Anavatan Partisi Grup Toplantısı, bugün TBMM'de gerçekleştirildi. Genel Başkan Erkan Mumcu, parti grubunda yaptığı konuşmasında, hükümeti ve Başbakan'ı sert bir dille eleştirdi. Dünkü bütçe görüşmelerini bir "tuluat" sahnesi olarak nitelendiren Mumcu, "Dün bütçe müzakerelerini izleyen vatandaşlarımız, televizyonlarının önüne otururken geçmişte yapılan bütçe görüşmelerini de hafızalarında tutarak, Türkiye'nin meseleleri hakkında siyasetçilerinden, milletvekillerinden önemli ufuklar, vizyonlar, çözümler bekledi.

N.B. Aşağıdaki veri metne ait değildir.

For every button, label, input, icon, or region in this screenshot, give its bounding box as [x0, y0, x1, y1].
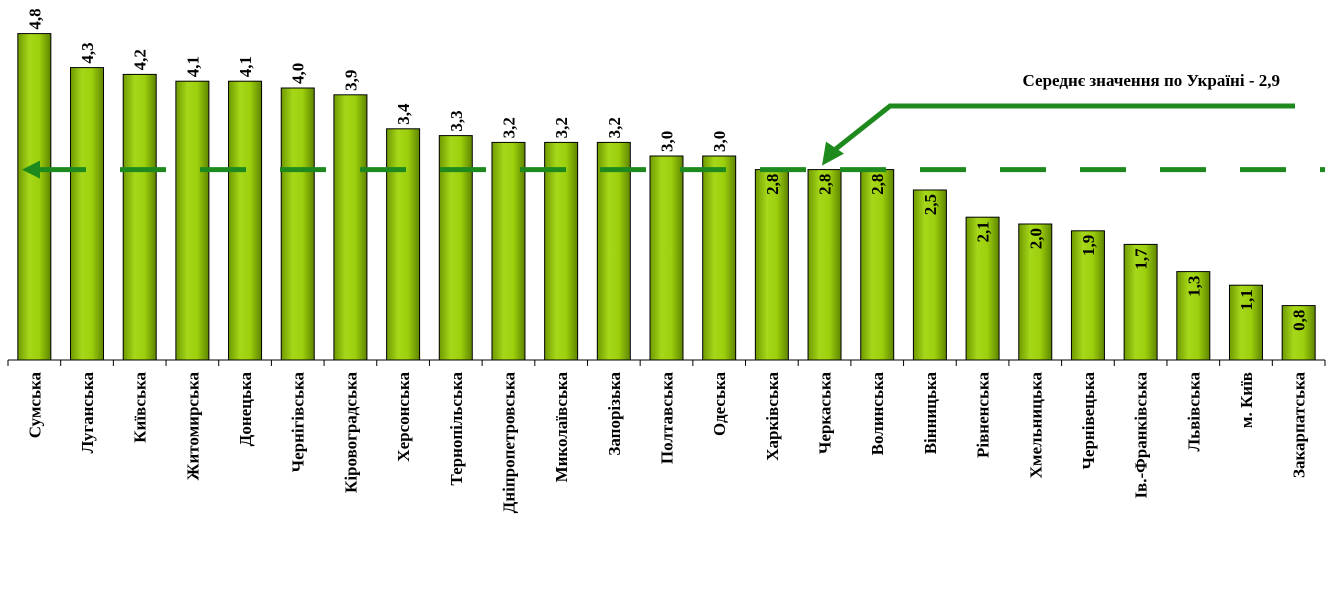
value-label-20: 2,0 — [1026, 228, 1045, 249]
annotation-arrowhead — [822, 141, 844, 166]
value-label-14: 3,0 — [710, 131, 729, 152]
reference-line-layer — [22, 103, 1325, 179]
bar-20 — [1018, 223, 1053, 361]
category-label-14: Одеська — [710, 372, 729, 436]
category-label-25: Закарпатська — [1290, 372, 1309, 478]
value-label-2: 4,3 — [78, 42, 97, 63]
bar-14 — [702, 155, 737, 361]
category-label-9: Тернопільська — [447, 372, 466, 486]
category-label-24: м. Київ — [1237, 372, 1256, 428]
value-label-5: 4,1 — [236, 56, 255, 77]
category-label-11: Миколаївська — [552, 372, 571, 483]
category-label-16: Черкаська — [816, 372, 835, 455]
bar-4 — [175, 80, 210, 361]
bar-1 — [17, 33, 52, 361]
category-label-17: Волинська — [868, 372, 887, 456]
bar-15 — [754, 169, 789, 361]
category-label-8: Херсонська — [394, 372, 413, 462]
bars-layer — [17, 33, 1316, 361]
bar-8 — [386, 128, 421, 361]
bar-6 — [280, 87, 315, 361]
category-label-4: Житомирська — [183, 372, 202, 481]
bar-17 — [860, 169, 895, 361]
value-label-19: 2,1 — [974, 221, 993, 242]
reference-arrowhead — [22, 160, 40, 179]
category-label-18: Вінницька — [921, 372, 940, 455]
category-label-2: Луганська — [78, 372, 97, 454]
value-label-1: 4,8 — [25, 8, 44, 29]
category-label-12: Запорізька — [605, 372, 624, 456]
category-label-1: Сумська — [25, 372, 44, 439]
value-label-21: 1,9 — [1079, 235, 1098, 256]
average-annotation: Середнє значення по Україні - 2,9 — [1023, 71, 1280, 90]
bar-23 — [1176, 271, 1211, 361]
value-label-25: 0,8 — [1290, 310, 1309, 331]
category-label-3: Київська — [131, 372, 150, 443]
annotation-pointer — [828, 103, 1295, 156]
bar-12 — [596, 141, 631, 361]
bar-5 — [228, 80, 263, 361]
bar-13 — [649, 155, 684, 361]
value-label-13: 3,0 — [658, 131, 677, 152]
value-label-9: 3,3 — [447, 110, 466, 131]
value-label-15: 2,8 — [763, 174, 782, 195]
category-label-23: Львівська — [1184, 372, 1203, 452]
bar-2 — [70, 67, 105, 361]
value-label-7: 3,9 — [341, 70, 360, 91]
category-label-22: Ів.-Франківська — [1132, 372, 1151, 499]
category-label-5: Донецька — [236, 372, 255, 447]
value-label-4: 4,1 — [183, 56, 202, 77]
bar-22 — [1123, 243, 1158, 361]
category-label-20: Хмельницька — [1026, 372, 1045, 479]
bar-7 — [333, 94, 368, 361]
bar-16 — [807, 169, 842, 361]
value-label-12: 3,2 — [605, 117, 624, 138]
category-label-21: Чернівецька — [1079, 372, 1098, 470]
value-label-10: 3,2 — [499, 117, 518, 138]
x-axis — [7, 359, 1326, 366]
value-label-11: 3,2 — [552, 117, 571, 138]
value-label-22: 1,7 — [1132, 248, 1151, 270]
value-label-24: 1,1 — [1237, 289, 1256, 310]
category-label-6: Чернігівська — [289, 372, 308, 473]
bar-19 — [965, 216, 1000, 361]
value-label-18: 2,5 — [921, 194, 940, 215]
labels-layer: 4,8 Сумська 4,3 Луганська 4,2 Київська 4,1 Жито… — [25, 8, 1308, 513]
category-label-13: Полтавська — [658, 372, 677, 465]
value-label-8: 3,4 — [394, 103, 413, 125]
value-label-6: 4,0 — [289, 63, 308, 84]
bar-18 — [912, 189, 947, 361]
value-label-16: 2,8 — [816, 174, 835, 195]
bar-21 — [1070, 230, 1105, 361]
category-label-19: Рівненська — [974, 372, 993, 458]
category-label-10: Дніпропетровська — [499, 372, 518, 514]
value-label-23: 1,3 — [1184, 276, 1203, 297]
category-label-7: Кіровоградська — [341, 372, 360, 493]
bar-11 — [544, 141, 579, 361]
value-label-17: 2,8 — [868, 174, 887, 195]
bar-10 — [491, 141, 526, 361]
bar-3 — [122, 73, 157, 361]
value-label-3: 4,2 — [131, 49, 150, 70]
category-label-15: Харківська — [763, 372, 782, 461]
bar-24 — [1228, 284, 1263, 361]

Dün TBMM Genel Kurulu'nda yaşanan manzarayı en azından hükümet sözcülerinin ortaya koyduğu tutumu hiç olmamış kabul etmek, galiba hepimiz için en hayırlısı. Bugün gazetelere baktığınız zaman gördüğümüz şey, dün TBMM'de bir ağız dalaşının yaşanmış olduğu. Hikmetyar'ın önünde diz çöktün mü çökmedin mi? Değiştin mi değişmedin mi? Geliştin mi gelişmedin mi? Adeta bir kişilik testi. Vatandaşın TBMM'ye baktığında görmek istediği şey, gerçekten kendi sesini işitmek. Kendi halini anlatan, kendi vekillerinin kendi davasının peşinde onun hayatını değiştirecek, onun hayatını geliştirecek bir çabanın içinde olduklarını görmek. Yani Başbakan'ın bu süre içinde ne kadar değiştiğini kaç kere değiştiğini dinlemek, görmek üzere televizyonları başında Meclis'i izlemeye başlamadı. Ya da 30 yıldır hiç değişmemiş olmak gibi bir iddiayı 'tencere dibin kara seninki benden kara' gibi bir şey dinlemek için oturmadı. Siyaseti bir iktidar yarışı, hatta bir tür orta oyunu tuluat gibi gösteren sahneler ne yazık ki milletimizin gelecekten umutlarını kırıyor. Oysa millet işsiz olan çocuğu için iş bekliyor. En azından bir işinin olabileceğine dair umut görmek istiyor. Yoksulluğunun bir parça azalacağını görmek istiyor" şeklinde konuştu.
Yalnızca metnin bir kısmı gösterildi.